ACH-2684: Phase 1 Healthy Volunteers and HCV Genotype 1 and 3 Segments
This Phase 1 clinical study is a randomized, double-blind, placebo-controlled trial to investigate the safety, tolerability, pharmacokinetic profile and antiviral activity of ACH-2684. Healthy volunteers in the single ascending dose (SAD) segment received doses of ACH-2684 ranging from 10 mg once daily to 300 mg twice daily. The first cohorts of HCV-infected patients were enrolled and treated with ACH-2684 administered as 400 mg twice daily for 2.5 days.
ACH-2684 was well tolerated at all doses and there were no serious adverse events, no clinically significant changes in vital signs, ECGs, or laboratory evaluations. All reported adverse events were classified as mild or moderate, were transient and showed no apparent dose relationship.
Proof-of-concept was achieved with ACH-2684 in HCV genotype 1 demonstrating a maximum HCV RNA viral load reduction of 4.63 log10. Antiviral activity with ACH-2684 in HCV genotype 3 was seen with a maximum HCV RVA viral load reduction of 2.03 log10. Additional cohorts of patients with either HCV genotype 1 or HCV genotype 3 are currently being enrolled to further explore doses and viral kinetics for ACH-2684.
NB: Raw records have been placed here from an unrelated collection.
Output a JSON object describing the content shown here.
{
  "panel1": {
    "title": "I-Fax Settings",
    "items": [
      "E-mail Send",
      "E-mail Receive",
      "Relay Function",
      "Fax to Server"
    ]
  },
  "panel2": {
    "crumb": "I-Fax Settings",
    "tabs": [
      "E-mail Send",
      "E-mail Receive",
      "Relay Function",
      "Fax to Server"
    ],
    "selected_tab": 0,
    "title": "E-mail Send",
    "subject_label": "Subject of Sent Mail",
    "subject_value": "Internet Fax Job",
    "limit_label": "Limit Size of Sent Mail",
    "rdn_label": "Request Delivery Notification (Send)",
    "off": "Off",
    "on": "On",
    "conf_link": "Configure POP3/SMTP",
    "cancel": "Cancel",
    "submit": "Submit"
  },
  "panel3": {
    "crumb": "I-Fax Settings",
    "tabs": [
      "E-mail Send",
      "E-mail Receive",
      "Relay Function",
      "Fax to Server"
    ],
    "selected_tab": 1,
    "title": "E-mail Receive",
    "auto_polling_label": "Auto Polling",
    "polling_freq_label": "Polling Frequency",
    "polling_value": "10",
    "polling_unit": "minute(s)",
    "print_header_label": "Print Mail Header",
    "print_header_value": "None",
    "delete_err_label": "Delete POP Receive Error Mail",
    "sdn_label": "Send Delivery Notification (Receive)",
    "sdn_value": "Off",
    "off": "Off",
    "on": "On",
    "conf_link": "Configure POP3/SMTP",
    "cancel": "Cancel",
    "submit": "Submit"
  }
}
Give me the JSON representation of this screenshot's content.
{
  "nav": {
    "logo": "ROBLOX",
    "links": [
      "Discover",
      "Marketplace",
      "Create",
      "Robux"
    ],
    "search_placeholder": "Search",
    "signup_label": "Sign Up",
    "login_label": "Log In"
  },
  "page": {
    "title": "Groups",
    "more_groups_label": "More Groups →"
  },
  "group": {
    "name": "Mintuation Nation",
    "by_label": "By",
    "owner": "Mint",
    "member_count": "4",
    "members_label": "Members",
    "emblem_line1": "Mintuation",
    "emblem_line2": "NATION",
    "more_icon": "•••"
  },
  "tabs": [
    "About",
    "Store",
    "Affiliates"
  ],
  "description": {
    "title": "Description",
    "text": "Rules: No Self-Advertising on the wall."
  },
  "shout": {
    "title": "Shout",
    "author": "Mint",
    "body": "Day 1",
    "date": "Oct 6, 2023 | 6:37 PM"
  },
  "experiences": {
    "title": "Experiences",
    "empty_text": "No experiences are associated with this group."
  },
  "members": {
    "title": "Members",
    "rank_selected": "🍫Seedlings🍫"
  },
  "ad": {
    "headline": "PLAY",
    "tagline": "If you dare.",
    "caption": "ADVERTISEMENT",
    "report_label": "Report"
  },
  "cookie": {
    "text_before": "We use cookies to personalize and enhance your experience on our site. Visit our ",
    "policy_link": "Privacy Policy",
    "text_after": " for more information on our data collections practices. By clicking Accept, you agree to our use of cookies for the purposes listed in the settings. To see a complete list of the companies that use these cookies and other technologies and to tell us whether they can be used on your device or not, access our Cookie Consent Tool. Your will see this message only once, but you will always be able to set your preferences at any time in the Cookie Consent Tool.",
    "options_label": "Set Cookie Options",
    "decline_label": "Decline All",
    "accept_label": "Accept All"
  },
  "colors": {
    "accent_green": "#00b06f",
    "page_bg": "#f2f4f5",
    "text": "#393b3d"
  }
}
All-Oral Protease Inhibitor and NS5A Inhibitor Combination Will Play an Important Role
During 2012 Achillion plans to conduct a number of clinical trials to further characterize its portfolio of protease inhibitors, including ACH-1625 and ACH-2684, and its NS5A inhibitors, including ACH-2928 and ACH-3102. In addition to the ongoing Phase 1 trials with ACH-2684 and ACH-2928, Achillion plans to submit an investigational new drug (IND) application and initiate a Phase 1 clinical trial with ACH-3102 during the second quarter of 2012. During the second half of 2012, Achillion plans to initiate an all-oral interferon-free combination study which will evaluate a protease inhibitor and a NS5A inhibitor, with or without ribavirin, for the treatment of HCV.
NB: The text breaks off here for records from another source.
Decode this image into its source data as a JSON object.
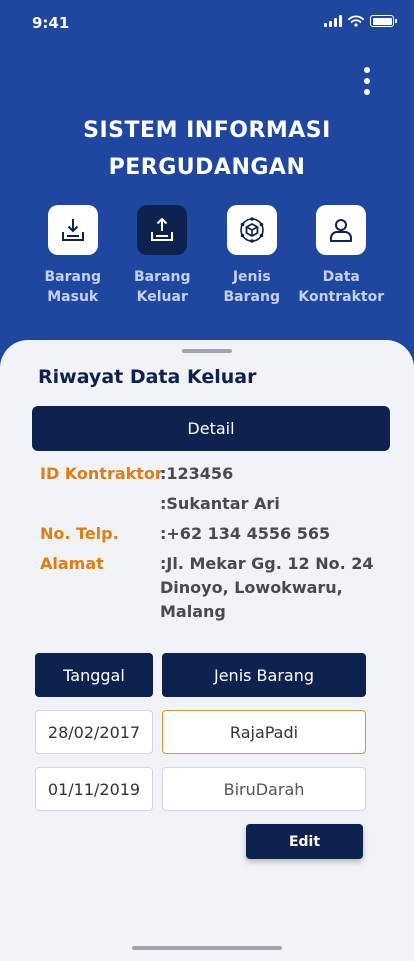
{
  "status": {
    "time": "9:41"
  },
  "app": {
    "title_line1": "SISTEM INFORMASI",
    "title_line2": "PERGUDANGAN"
  },
  "nav": [
    {
      "label": "Barang\nMasuk",
      "icon": "download-box-icon",
      "active": false
    },
    {
      "label": "Barang\nKeluar",
      "icon": "upload-box-icon",
      "active": true
    },
    {
      "label": "Jenis\nBarang",
      "icon": "cube-network-icon",
      "active": false
    },
    {
      "label": "Data\nKontraktor",
      "icon": "user-icon",
      "active": false
    }
  ],
  "section": {
    "title": "Riwayat Data Keluar",
    "detail_label": "Detail"
  },
  "detail": {
    "id_label": "ID Kontraktor",
    "id_value": ":123456",
    "name_value": ":Sukantar Ari",
    "phone_label": "No. Telp.",
    "phone_value": ":+62 134 4556 565",
    "address_label": "Alamat",
    "address_value": ":Jl. Mekar Gg. 12 No. 24 Dinoyo, Lowokwaru, Malang"
  },
  "table": {
    "headers": {
      "date": "Tanggal",
      "type": "Jenis Barang"
    },
    "rows": [
      {
        "date": "28/02/2017",
        "type": "RajaPadi"
      },
      {
        "date": "01/11/2019",
        "type": "BiruDarah"
      }
    ]
  },
  "actions": {
    "edit_label": "Edit"
  },
  "colors": {
    "brand_blue": "#1f47a0",
    "navy": "#0e2250",
    "accent_orange": "#e07e12"
  }
}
"We believe that the protease and NS5A inhibitor combination will play an important role in the future treatment of HCV across all genotypes," commented Mr. Kishbauch. "With the robust portfolio we have discovered and developed here at Achillion, we believe we are uniquely positioned to advance a potentially best-in-class all-oral, interferon-free combination and are looking forward to initiating clinical development with this regimen later in the year."